Stone looked at the picture of Marvin Herbert Van Fleet. “Hang on, this guy’s got an alibi.”

“How do you know that? We haven’t asked him yet.”

“Because I saw him at the bar at Elaine’s twenty minutes before Nijinsky fell.”

There was a brief silence. “Twenty minutes is a long time,” Gonzales said.

“You’re right,” Stone agreed. “I left and walked down Second Avenue. He could have taken a cab and gotten there before I did. Pick him up. No, give me that address. Dino and I will talk to him.”

Dino arrived, waving a magazine. He tossed it onto Stone’s desk. “I had to wrestle two women for this,” he said. “It just hit the newsstands this morning, and this must be the last copy in the city.”

Stone picked it up. The new issue of Vanity Fair , and Sasha Nijinsky was on the cover. SASHA! BY HIRAM BARKER, WITH PHOTOGRAPHS BY ANNIE LEIBOVITZ, a headline read. Stone laughed. “Now, that’s timing. You read it yet?”

“Not yet,” Dino said. “Be my guest.”

The tone of the piece reeled back and forth between sycophancy and bitchiness. Nijinsky’s career was recapped briefly, but a lot of space was devoted to her social and sex lives. All the unflattering stuff came from unnamed sources, including a report of a secret affair between Nijinsky and her old colleague on The Morning Show , and new co-anchor on the evening news, Barron Harkness. “They were never seen together in public,” the source said, “and a lot of the staff thought they were screwing in her dressing room. She would never go into his.”
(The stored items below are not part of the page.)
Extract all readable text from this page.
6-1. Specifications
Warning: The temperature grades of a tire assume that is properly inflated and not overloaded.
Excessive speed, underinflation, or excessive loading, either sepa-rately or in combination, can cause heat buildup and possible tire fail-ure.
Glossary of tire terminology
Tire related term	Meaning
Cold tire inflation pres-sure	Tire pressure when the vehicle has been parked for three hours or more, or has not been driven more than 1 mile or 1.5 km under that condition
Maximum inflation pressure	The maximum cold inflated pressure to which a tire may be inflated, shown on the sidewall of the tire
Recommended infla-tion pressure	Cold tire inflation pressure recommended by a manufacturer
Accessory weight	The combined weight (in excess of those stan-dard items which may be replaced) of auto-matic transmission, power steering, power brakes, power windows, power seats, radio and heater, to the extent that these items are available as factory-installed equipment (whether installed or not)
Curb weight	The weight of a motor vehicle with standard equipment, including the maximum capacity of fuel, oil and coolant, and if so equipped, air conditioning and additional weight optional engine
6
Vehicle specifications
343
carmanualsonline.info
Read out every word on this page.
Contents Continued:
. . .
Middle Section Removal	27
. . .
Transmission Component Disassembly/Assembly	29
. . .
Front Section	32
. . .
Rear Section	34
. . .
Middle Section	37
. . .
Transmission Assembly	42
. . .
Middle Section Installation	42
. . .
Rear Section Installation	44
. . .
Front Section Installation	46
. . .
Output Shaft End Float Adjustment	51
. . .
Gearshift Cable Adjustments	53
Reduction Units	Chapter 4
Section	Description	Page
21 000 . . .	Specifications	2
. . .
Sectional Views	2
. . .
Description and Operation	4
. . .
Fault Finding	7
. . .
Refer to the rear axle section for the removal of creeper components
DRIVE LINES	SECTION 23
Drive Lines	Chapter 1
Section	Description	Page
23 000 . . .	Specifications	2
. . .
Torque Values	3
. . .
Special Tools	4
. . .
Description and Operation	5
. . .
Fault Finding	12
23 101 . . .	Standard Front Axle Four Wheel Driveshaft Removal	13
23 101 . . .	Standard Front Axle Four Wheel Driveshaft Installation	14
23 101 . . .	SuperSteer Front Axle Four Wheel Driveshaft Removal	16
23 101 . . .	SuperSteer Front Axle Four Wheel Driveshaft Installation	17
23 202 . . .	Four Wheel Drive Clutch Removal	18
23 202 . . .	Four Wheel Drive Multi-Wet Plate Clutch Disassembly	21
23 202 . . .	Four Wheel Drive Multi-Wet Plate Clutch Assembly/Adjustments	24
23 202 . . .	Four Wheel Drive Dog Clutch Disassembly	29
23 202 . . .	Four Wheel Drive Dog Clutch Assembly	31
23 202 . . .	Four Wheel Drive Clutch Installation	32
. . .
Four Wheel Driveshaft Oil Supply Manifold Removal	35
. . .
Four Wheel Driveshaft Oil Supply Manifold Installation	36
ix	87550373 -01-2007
Stone finished the piece and added Hiram Barker to his list of interviewees. He picked up the phone, dialed the Continental Network, and asked for Barron Harkness.

“Mr. Harkness’s office,” an interesting female voice said.
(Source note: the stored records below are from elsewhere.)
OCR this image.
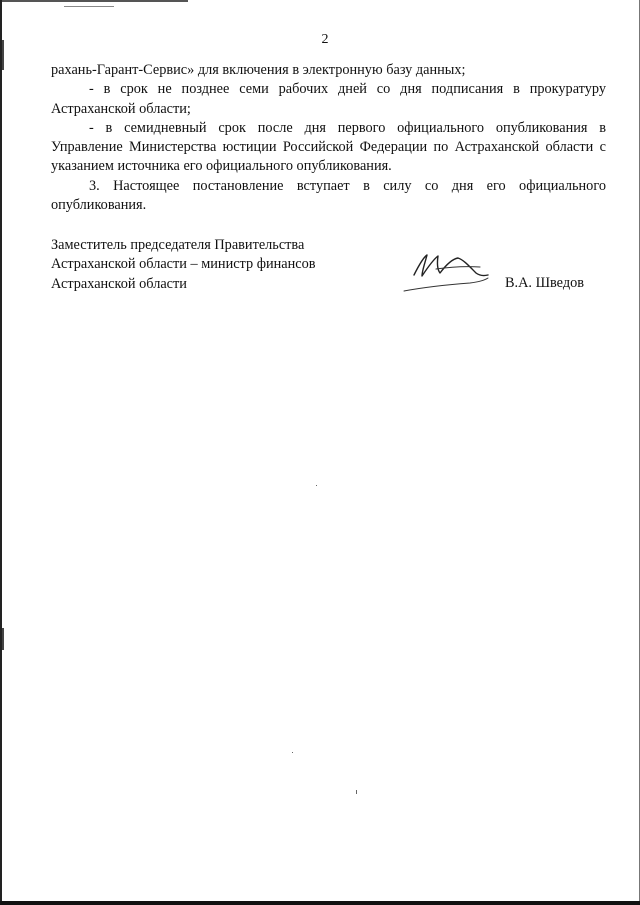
2

рахань-Гарант-Сервис» для включения в электронную базу данных;

- в срок не позднее семи рабочих дней со дня подписания в прокуратуру Астраханской области;

- в семидневный срок после дня первого официального опубликования в Управление Министерства юстиции Российской Федерации по Астраханской области с указанием источника его официального опубликования.

3. Настоящее постановление вступает в силу со дня его официального опубликования.

Заместитель председателя Правительства
Астраханской области – министр финансов
Астраханской области	В.А. Шведов
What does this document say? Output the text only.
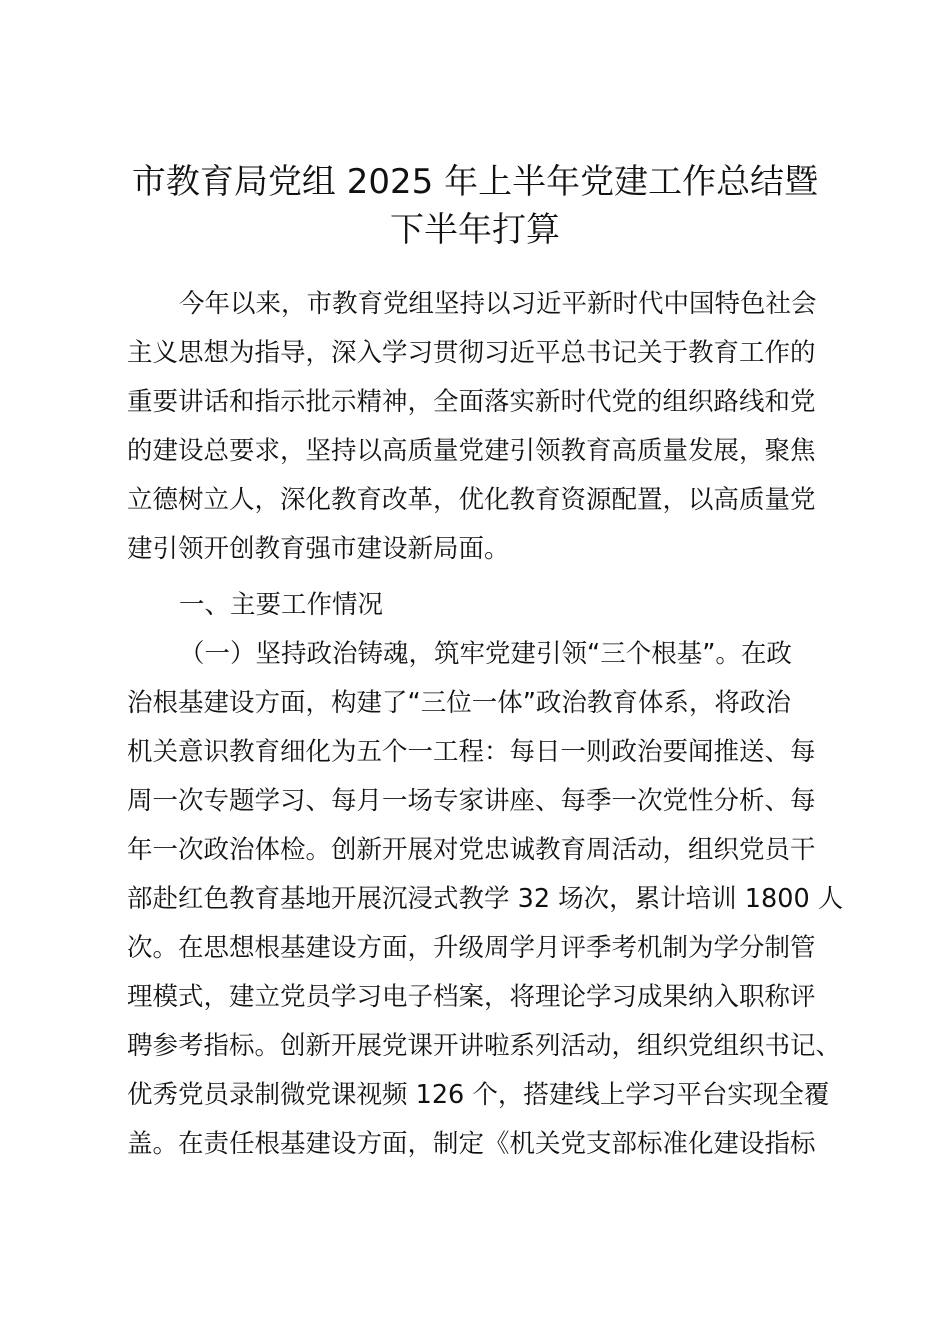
市教育局党组 2025 年上半年党建工作总结暨
下半年打算
今年以来，市教育党组坚持以习近平新时代中国特色社会
主义思想为指导，深入学习贯彻习近平总书记关于教育工作的
重要讲话和指示批示精神，全面落实新时代党的组织路线和党
的建设总要求，坚持以高质量党建引领教育高质量发展，聚焦
立德树立人，深化教育改革，优化教育资源配置，以高质量党
建引领开创教育强市建设新局面。
一、主要工作情况
（一）坚持政治铸魂，筑牢党建引领“三个根基”。在政
治根基建设方面，构建了“三位一体”政治教育体系，将政治
机关意识教育细化为五个一工程：每日一则政治要闻推送、每
周一次专题学习、每月一场专家讲座、每季一次党性分析、每
年一次政治体检。创新开展对党忠诚教育周活动，组织党员干
部赴红色教育基地开展沉浸式教学 32 场次，累计培训 1800 人
次。在思想根基建设方面，升级周学月评季考机制为学分制管
理模式，建立党员学习电子档案，将理论学习成果纳入职称评
聘参考指标。创新开展党课开讲啦系列活动，组织党组织书记、
优秀党员录制微党课视频 126 个，搭建线上学习平台实现全覆
盖。在责任根基建设方面，制定《机关党支部标准化建设指标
“This is Detective Stone Barrington of the Homicide Division, New York City Police Department,” he said. “I’d like to speak with Mr. Harkness.”
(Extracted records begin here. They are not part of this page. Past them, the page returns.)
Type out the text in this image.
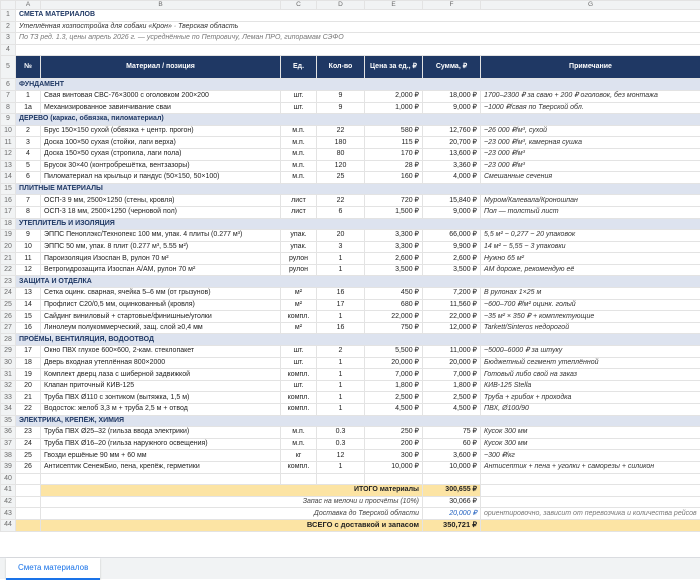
	A	B	C	D	E	F	G
1	СМЕТА МАТЕРИАЛОВ						
2	Утеплённая хозпостройка для собаки «Крон» · Тверская область						
3	По ТЗ ред. 1.3, цены апрель 2026 г. — усреднённые по Петровичу, Леман ПРО, гипорамам СЭФО						
4							
5	№	Материал / позиция	Ед.	Кол-во	Цена за ед., ₽	Сумма, ₽	Примечание
6	ФУНДАМЕНТ						
7	1	Свая винтовая СВС-76×3000 с оголовком 200×200	шт.	9	2,000 ₽	18,000 ₽	1700–2300 ₽ за сваю + 200 ₽ оголовок, без монтажа
8	1а	Механизированное завинчивание сваи	шт.	9	1,000 ₽	9,000 ₽	~1000 ₽/свая по Тверской обл.
9	ДЕРЕВО (каркас, обвязка, пиломатериал)						
10	2	Брус 150×150 сухой (обвязка + центр. прогон)	м.п.	22	580 ₽	12,760 ₽	~26 000 ₽/м³, сухой
11	3	Доска 100×50 сухая (стойки, лаги верха)	м.п.	180	115 ₽	20,700 ₽	~23 000 ₽/м³, камерная сушка
12	4	Доска 150×50 сухая (стропила, лаги пола)	м.п.	80	170 ₽	13,600 ₽	~23 000 ₽/м³
13	5	Брусок 30×40 (контробрешётка, вентзазоры)	м.п.	120	28 ₽	3,360 ₽	~23 000 ₽/м³
14	6	Пиломатериал на крыльцо и пандус (50×150, 50×100)	м.п.	25	160 ₽	4,000 ₽	Смешанные сечения
15	ПЛИТНЫЕ МАТЕРИАЛЫ						
16	7	ОСП-3 9 мм, 2500×1250 (стены, кровля)	лист	22	720 ₽	15,840 ₽	Муром/Калевала/Кроношпан
17	8	ОСП-3 18 мм, 2500×1250 (черновой пол)	лист	6	1,500 ₽	9,000 ₽	Пол — толстый лист
18	УТЕПЛИТЕЛЬ И ИЗОЛЯЦИЯ						
19	9	ЭППС Пеноплэкс/Технопекс 100 мм, упак. 4 плиты (0.277 м³)	упак.	20	3,300 ₽	66,000 ₽	5,5 м² ~ 0,277 ~ 20 упаковок
20	10	ЭППС 50 мм, упак. 8 плит (0.277 м³, 5.55 м²)	упак.	3	3,300 ₽	9,900 ₽	14 м² ~ 5,55 ~ 3 упаковки
21	11	Пароизоляция Изоспан В, рулон 70 м²	рулон	1	2,600 ₽	2,600 ₽	Нужно 65 м²
22	12	Ветрогидрозащита Изоспан А/АМ, рулон 70 м²	рулон	1	3,500 ₽	3,500 ₽	АМ дороже, рекомендую её
23	ЗАЩИТА И ОТДЕЛКА						
24	13	Сетка оцинк. сварная, ячейка 5–6 мм (от грызунов)	м²	16	450 ₽	7,200 ₽	В рулонах 1×25 м
25	14	Профлист С20/0,5 мм, оцинкованный (кровля)	м²	17	680 ₽	11,560 ₽	~600–700 ₽/м² оцинк. голый
26	15	Сайдинг виниловый + стартовые/финишные/уголки	компл.	1	22,000 ₽	22,000 ₽	~35 м² × 350 ₽ + комплектующие
27	16	Линолеум полукоммерческий, защ. слой ≥0,4 мм	м²	16	750 ₽	12,000 ₽	Tarkett/Sinteros недорогой
28	ПРОЁМЫ, ВЕНТИЛЯЦИЯ, ВОДООТВОД						
29	17	Окно ПВХ глухое 600×600, 2-кам. стеклопакет	шт.	2	5,500 ₽	11,000 ₽	~5000–6000 ₽ за штуку
30	18	Дверь входная утеплённая 800×2000	шт.	1	20,000 ₽	20,000 ₽	Бюджетный сегмент утеплённой
31	19	Комплект дверц лаза с шиберной задвижкой	компл.	1	7,000 ₽	7,000 ₽	Готовый либо свой на заказ
32	20	Клапан приточный КИВ-125	шт.	1	1,800 ₽	1,800 ₽	КИВ-125 Stella
33	21	Труба ПВХ Ø110 с зонтиком (вытяжка, 1,5 м)	компл.	1	2,500 ₽	2,500 ₽	Труба + грибок + проходка
34	22	Водосток: желоб 3,3 м + труба 2,5 м + отвод	компл.	1	4,500 ₽	4,500 ₽	ПВХ, Ø100/90
35	ЭЛЕКТРИКА, КРЕПЁЖ, ХИМИЯ						
36	23	Труба ПВХ Ø25–32 (гильза ввода электрики)	м.п.	0.3	250 ₽	75 ₽	Кусок 300 мм
37	24	Труба ПВХ Ø16–20 (гильза наружного освещения)	м.п.	0.3	200 ₽	60 ₽	Кусок 300 мм
38	25	Гвозди ершёные 90 мм + 60 мм	кг	12	300 ₽	3,600 ₽	~300 ₽/кг
39	26	Антисептик СенежБио, пена, крепёж, герметики	компл.	1	10,000 ₽	10,000 ₽	Антисептик + пена + уголки + саморезы + силикон
40							
41		ИТОГО материалы				300,655 ₽	
42		Запас на мелочи и просчёты (10%)				30,066 ₽	
43		Доставка до Тверской области				20,000 ₽	ориентировочно, зависит от перевозчика и количества рейсов
44		ВСЕГО с доставкой и запасом				350,721 ₽	
Смета материалов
“I’m afraid Mr. Harkness is on an airplane somewhere over the Atlantic,” the woman said. “This is Cary Hilliard, his assistant. May I help you?”

Stone remembered the television report that the anchorman had been on assignment in the Middle East. “I want to speak to Mr. Harkness regarding the…” (What was it? Not a homicide – not yet, anyway.) “…about Sasha Nijinsky. Can you tell me what time his plane is due in?”

“He won’t be in the office before about five thirty,” the woman said. “And he’ll be going on the air at seven o’clock, on the evening news.”

Stone liked the woman’s voice. “I’d like to know the airline and flight number, please. It’s important.”

The woman hesitated. “What was your name again, please?”

“Detective Stone Barrington. I’m in charge of the Nijinsky case.”

“Of course. He’s due in on an Alitalia flight from Rome at four twenty, but he’ll be met and helicoptered in. You’d do better to see him here. I know he’ll want to talk to you. He’s very fond of Sasha.”

“At what time?”

“It’ll be hell from the moment he arrives until the newscast is over. Come at a quarter to seven, and ask for me. I’ll take you up to the control room, and you can talk to Barron as soon as he’s off the air.”

“Six forty-five. I’ll see you then.”

“Oh, we’re not in the Continental Network building. We’re at the Broadcast Center, at Pier Nineteen, at the west end of Houston Street.”